Lopez-Gomes might appear in government records as an undocumented person because of paperwork he filled out when he was 16, said Yolanda Alonso, a community activist helping his family. At age 2, he moved to Mexico, then returned at 16, she said.

He didn’t have a passport but was allowed back into the US because he had his Social Security number and a US birth certificate, Alonso said. But he also filed a Form I-94, intended for visitors when they enter and leave the US, she said.

The law in question, Florida’s SB 4-C and 811.102– .103, penalizes illegal immigrants over the age of 18 “who knowingly enter or attempt to enter this state after entering the United States by eluding or avoiding examination or inspection by immigration officers.”

The bill was signed by Republican Florida Gov. Ron DeSantis in February and temporarily blocked this month by US Judge Kathleen Williams, the Tallahassee Democrat reported.

“It’s a series of horrors,” said attorney Alana Greer, director and co-founder of the Community Justice Project, which represents the Florida Immigrant Coalition but not Lopez-Gomez. “No one should have been arrested under this law, let alone a US citizen.”

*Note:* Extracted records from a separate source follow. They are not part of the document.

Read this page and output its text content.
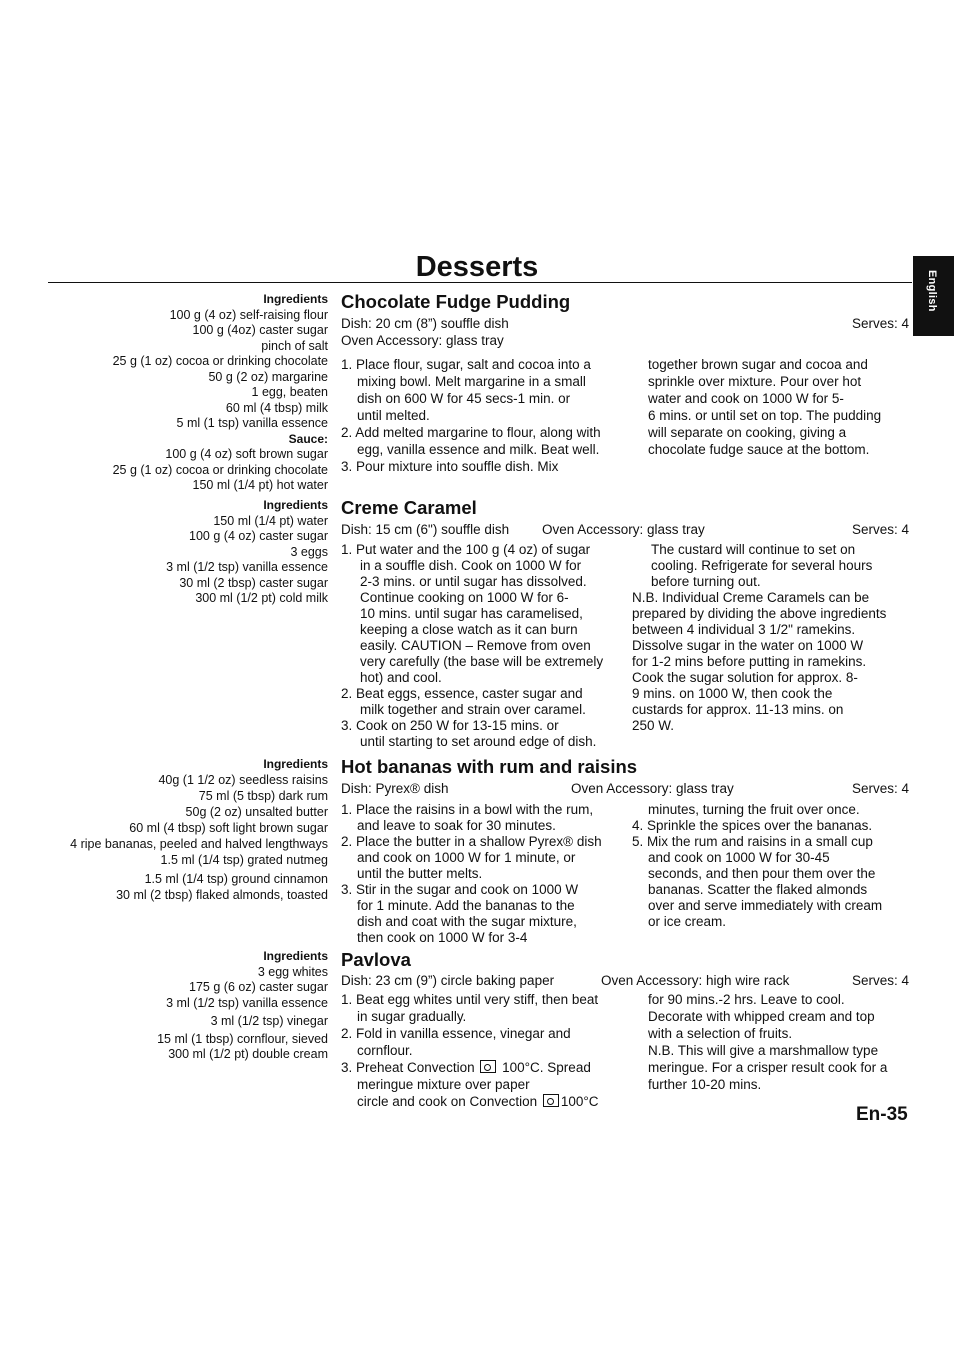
Desserts
English
Ingredients
100 g (4 oz) self-raising flour
100 g (4oz) caster sugar
pinch of salt
25 g (1 oz) cocoa or drinking chocolate
50 g (2 oz) margarine
1 egg, beaten
60 ml (4 tbsp) milk
5 ml (1 tsp) vanilla essence
Sauce:
100 g (4 oz) soft brown sugar
25 g (1 oz) cocoa or drinking chocolate
150 ml (1/4 pt) hot water
Chocolate Fudge Pudding
Dish: 20 cm (8”) souffle dish	Serves: 4
Oven Accessory: glass tray
1. Place flour, sugar, salt and cocoa into a
mixing bowl. Melt margarine in a small
dish on 600 W for 45 secs-1 min. or
until melted.
2. Add melted margarine to flour, along with
egg, vanilla essence and milk. Beat well.
3. Pour mixture into souffle dish. Mix
together brown sugar and cocoa and
sprinkle over mixture. Pour over hot
water and cook on 1000 W for 5-
6 mins. or until set on top. The pudding
will separate on cooking, giving a
chocolate fudge sauce at the bottom.
Ingredients
150 ml (1/4 pt) water
100 g (4 oz) caster sugar
3 eggs
3 ml (1/2 tsp) vanilla essence
30 ml (2 tbsp) caster sugar
300 ml (1/2 pt) cold milk
Creme Caramel
Dish: 15 cm (6") souffle dish Oven Accessory: glass tray	Serves: 4
1. Put water and the 100 g (4 oz) of sugar
in a souffle dish. Cook on 1000 W for
2-3 mins. or until sugar has dissolved.
Continue cooking on 1000 W for 6-
10 mins. until sugar has caramelised,
keeping a close watch as it can burn
easily. CAUTION – Remove from oven
very carefully (the base will be extremely
hot) and cool.
2. Beat eggs, essence, caster sugar and
milk together and strain over caramel.
3. Cook on 250 W for 13-15 mins. or
until starting to set around edge of dish.
The custard will continue to set on
cooling. Refrigerate for several hours
before turning out.
N.B. Individual Creme Caramels can be
prepared by dividing the above ingredients
between 4 individual 3 1/2" ramekins.
Dissolve sugar in the water on 1000 W
for 1-2 mins before putting in ramekins.
Cook the sugar solution for approx. 8-
9 mins. on 1000 W, then cook the
custards for approx. 11-13 mins. on
250 W.
Ingredients
40g (1 1/2 oz) seedless raisins
75 ml (5 tbsp) dark rum
50g (2 oz) unsalted butter
60 ml (4 tbsp) soft light brown sugar
4 ripe bananas, peeled and halved lengthways
1.5 ml (1/4 tsp) grated nutmeg
1.5 ml (1/4 tsp) ground cinnamon
30 ml (2 tbsp) flaked almonds, toasted
Hot bananas with rum and raisins
Dish: Pyrex® dish	Oven Accessory: glass tray	Serves: 4
1. Place the raisins in a bowl with the rum,
and leave to soak for 30 minutes.
2. Place the butter in a shallow Pyrex® dish
and cook on 1000 W for 1 minute, or
until the butter melts.
3. Stir in the sugar and cook on 1000 W
for 1 minute. Add the bananas to the
dish and coat with the sugar mixture,
then cook on 1000 W for 3-4
minutes, turning the fruit over once.
4. Sprinkle the spices over the bananas.
5. Mix the rum and raisins in a small cup
and cook on 1000 W for 30-45
seconds, and then pour them over the
bananas. Scatter the flaked almonds
over and serve immediately with cream
or ice cream.
Ingredients
3 egg whites
175 g (6 oz) caster sugar
3 ml (1/2 tsp) vanilla essence
3 ml (1/2 tsp) vinegar
15 ml (1 tbsp) cornflour, sieved
300 ml (1/2 pt) double cream
Pavlova
Dish: 23 cm (9”) circle baking paper	Oven Accessory: high wire rack	Serves: 4
1. Beat egg whites until very stiff, then beat
in sugar gradually.
2. Fold in vanilla essence, vinegar and
cornflour.
3. Preheat Convection 100°C. Spread
meringue mixture over paper
circle and cook on Convection 100°C
for 90 mins.-2 hrs. Leave to cool.
Decorate with whipped cream and top
with a selection of fruits.
N.B. This will give a marshmallow type
meringue. For a crisper result cook for a
further 10-20 mins.
En-35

“The judge, the prosecutor, the sheriff and the jail are basically all throwing their hands up and saying, ‘ICE told us to hold him, so we’re going to keep holding him,’ even though no one disagrees with the fact that he’s a citizen,” Greer said.

Lopez-Gomez’s case is “a prime example of why everyone should care, because if it happens to Mr. Lopez-Gomez, a US-born citizen, it can happen to anyone: Haitian Americans, Jamaican Americans, Venezuelan Americans,” Akbar said, “really any American, anyone born in America who has an accent could be at risk.”

This story has been updated with additional information.